MARCELO BERTOLUCI - DANDO PITACOS

Tudo começa com a idéia de que um grupo de políticos deve ter o poder de decidir o quê cada pessoa pode ou não fazer, e como deve fazer, e onde deve fazer. No mundo das intenções, os políticos são seres iluminados, de infinita sabedoria e que só querem o bem de todos. Na prática, todo mundo descobre que os políticos são apenas humanos como nós, e que sua posição não incentiva o bom comportamento: os políticos tem muito poder e pouca chance de serem responsabilizados pelos seus atos.

Em países com governos menos intrometidos, a iniciativa privada costuma criar bairros planejados para a classe alta, quase sempre afastados do centro. Em inglês, são os chamados “suburbs”. Já as classes menos favorecidas preferem morar perto do trabalho, ou seja, perto do centro.

Nosso país, como sempre, é o país do contrário. Aqui os políticos decidem como deve ser cada bairro da cidade: aqui moram os ricos, ali adiante a classe média, deste lado o comércio, etc. Especial cuidado é dedicado aos chamados “bairros nobres”: todos os cuidados são tomados para garantir que tais bairros sejam lugares agradáveis e valorizados: comércio e atividades menos nobres são proibidos, regulamentações inviabilizam moradias mais baratas, o trânsito é planejado para evitar ônibus e caminhões desagradáveis, etc. O “slogan” dos políticos para justificar tudo isso é “garantir a qualidade de vida da população”. Obviamente, qualidade de vida significa coisas muito diferentes para os ricos e para os pobres. Obviamente, também, estas regulamentações agradam em cheio tanto os felizes moradores de tais bairros, como as empresas que constroem e vendem os prédios e condomínios destes bairros.

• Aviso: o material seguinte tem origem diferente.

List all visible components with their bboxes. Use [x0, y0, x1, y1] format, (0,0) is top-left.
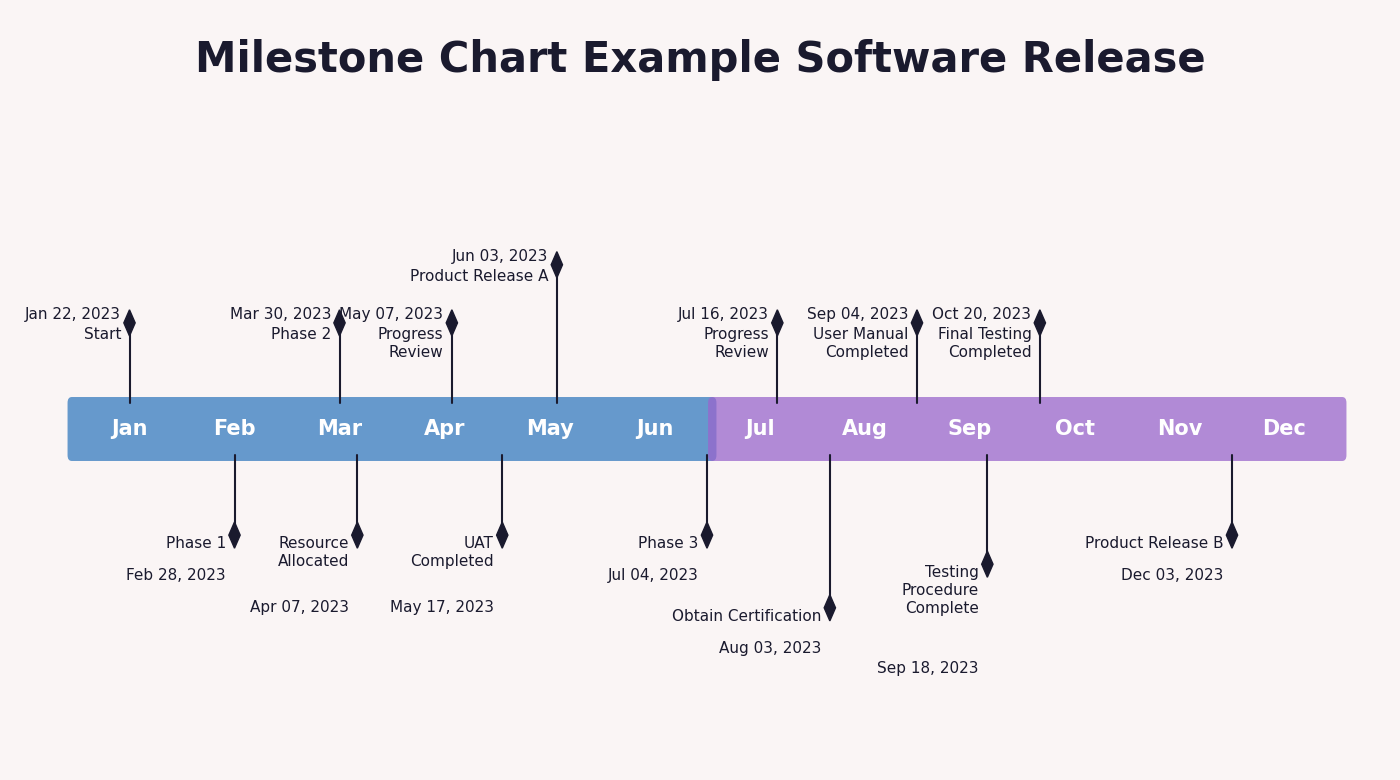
Text: Sep 04, 2023: Sep 04, 2023 — [808, 307, 909, 322]
Text: Phase 2: Phase 2 — [270, 328, 332, 342]
Text: Jan 22, 2023: Jan 22, 2023 — [25, 307, 122, 322]
Text: Phase 1: Phase 1 — [165, 536, 227, 551]
Text: Jun: Jun — [636, 419, 673, 439]
Text: Phase 3: Phase 3 — [638, 536, 699, 551]
Text: Apr 07, 2023: Apr 07, 2023 — [251, 600, 349, 615]
Text: Jun 03, 2023: Jun 03, 2023 — [452, 249, 549, 264]
Polygon shape — [351, 522, 363, 548]
Text: Oct: Oct — [1054, 419, 1095, 439]
Polygon shape — [771, 310, 783, 336]
Text: Jul 16, 2023: Jul 16, 2023 — [678, 307, 769, 322]
Polygon shape — [228, 522, 241, 548]
Text: Nov: Nov — [1156, 419, 1203, 439]
Text: Apr: Apr — [424, 419, 465, 439]
Text: Jul 04, 2023: Jul 04, 2023 — [608, 568, 699, 583]
Polygon shape — [552, 252, 563, 278]
Polygon shape — [825, 594, 836, 621]
Text: Sep 18, 2023: Sep 18, 2023 — [878, 661, 979, 675]
Polygon shape — [333, 310, 346, 336]
Polygon shape — [701, 522, 713, 548]
Text: Mar 30, 2023: Mar 30, 2023 — [230, 307, 332, 322]
Text: Feb: Feb — [213, 419, 256, 439]
Text: May: May — [525, 419, 574, 439]
Text: Product Release B: Product Release B — [1085, 536, 1224, 551]
Text: Product Release A: Product Release A — [410, 269, 549, 284]
Text: Start: Start — [84, 328, 122, 342]
Text: Oct 20, 2023: Oct 20, 2023 — [932, 307, 1032, 322]
Text: Testing
Procedure
Complete: Testing Procedure Complete — [902, 565, 979, 616]
Polygon shape — [1226, 522, 1238, 548]
Polygon shape — [911, 310, 923, 336]
Text: Sep: Sep — [948, 419, 991, 439]
Text: Progress
Review: Progress Review — [703, 328, 769, 360]
Text: Progress
Review: Progress Review — [378, 328, 444, 360]
Text: Final Testing
Completed: Final Testing Completed — [938, 328, 1032, 360]
Text: UAT
Completed: UAT Completed — [410, 536, 494, 569]
Text: May 07, 2023: May 07, 2023 — [339, 307, 444, 322]
Text: Aug: Aug — [841, 419, 888, 439]
Text: Dec: Dec — [1263, 419, 1306, 439]
Polygon shape — [447, 310, 458, 336]
Text: Feb 28, 2023: Feb 28, 2023 — [126, 568, 227, 583]
Text: User Manual
Completed: User Manual Completed — [813, 328, 909, 360]
Polygon shape — [981, 551, 993, 577]
Text: Aug 03, 2023: Aug 03, 2023 — [720, 640, 822, 655]
Text: Milestone Chart Example Software Release: Milestone Chart Example Software Release — [195, 39, 1205, 81]
FancyBboxPatch shape — [67, 397, 717, 461]
Text: Dec 03, 2023: Dec 03, 2023 — [1121, 568, 1224, 583]
Polygon shape — [123, 310, 136, 336]
Text: May 17, 2023: May 17, 2023 — [389, 600, 494, 615]
Text: Jul: Jul — [745, 419, 774, 439]
Text: Mar: Mar — [316, 419, 363, 439]
Text: Obtain Certification: Obtain Certification — [672, 608, 822, 623]
Polygon shape — [497, 522, 508, 548]
Polygon shape — [1035, 310, 1046, 336]
FancyBboxPatch shape — [708, 397, 1347, 461]
Text: Jan: Jan — [111, 419, 148, 439]
Text: Resource
Allocated: Resource Allocated — [277, 536, 349, 569]
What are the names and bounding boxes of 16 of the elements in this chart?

Em geral, estes bairros circundam o centro, longe o bastante para se afastarem dos inconvenientes mas não tão longe que o deslocamento se torne cansativo. Com os preços propositalmente altos, resta aos mais pobres ir atrás do que sobrou: os bairros mais distantes, os menos apreciados, os de geografia mais inconveniente.

São muitas as consequências ruins, sendo a pior delas o chamado “movimento pendular”: enormes quantidades de pessoas se deslocam em conjunto, pela manhã em um sentido (casa-trabalho), no final da tarde no sentido inverso (trabalho-casa). A necessidade de atender a este contingente, às vezes de centenas de milhares de pessoas, exige uma infra-estrutura de transporte coletivo cara e complexa, muitas vezes agravada pela existência de um “cinturão” de bairros ricos que têm que ser atravessados no deslocamento entre a periferia e o centro, sem que este deslocamento perturbe a paz e a “qualidade de vida” dos tais bairros.

Fica assim estabelecido que a “qualidade de vida” dos pobres consiste em morar a dezenas de quilômetros de seus empregos, e passar três ou quatro horas por dia espremido em um ônibus. Mas há mais um problema: transportar milhares ou milhões de pessoas por dezenas de quilômetros é bem mais caro que transportá-las por três ou quatro, e isso faz com que seja considerado inviável que tal transporte seja pago por quem o usa. A prefeitura, então decide que o transporte público será subsidiado, ou seja, o prejuízo será pago por todos. Claro que em consequência, todo o transporte coletivo será controlado, regulamentado e planejado pela mesma prefeitura, ou seja, pelos políticos.

Assim, a prefeitura se torna refém de vários grupos: de um lado, quem pagou uma fortuna por um apartamento em “bairro nobre” não aceita que seu patrimônio seja desvalorizado, e exige que os privilégios destes bairros sejam mantidos. Além destes, as construtoras também pressionam para que as regras sobre o que pode e o que não pode ser feito em cada bairro atendam aos seus interesses. De outro lado, o transporte público subsidiado e regulamentado pela prefeitura será invariavelmente alvo da cobiça de muitos, e será muito difícil evitar que amigos, parentes e compadres dos políticos transformem o prejuízo público em lucro privado. Na prática, em todas nossas grandes cidades hoje, o poder de construtoras e empresários de ônibus varia entre grande e absoluto. Resta aos prefeitos fingir que bicicletas e patinetes podem resolver alguma coisa.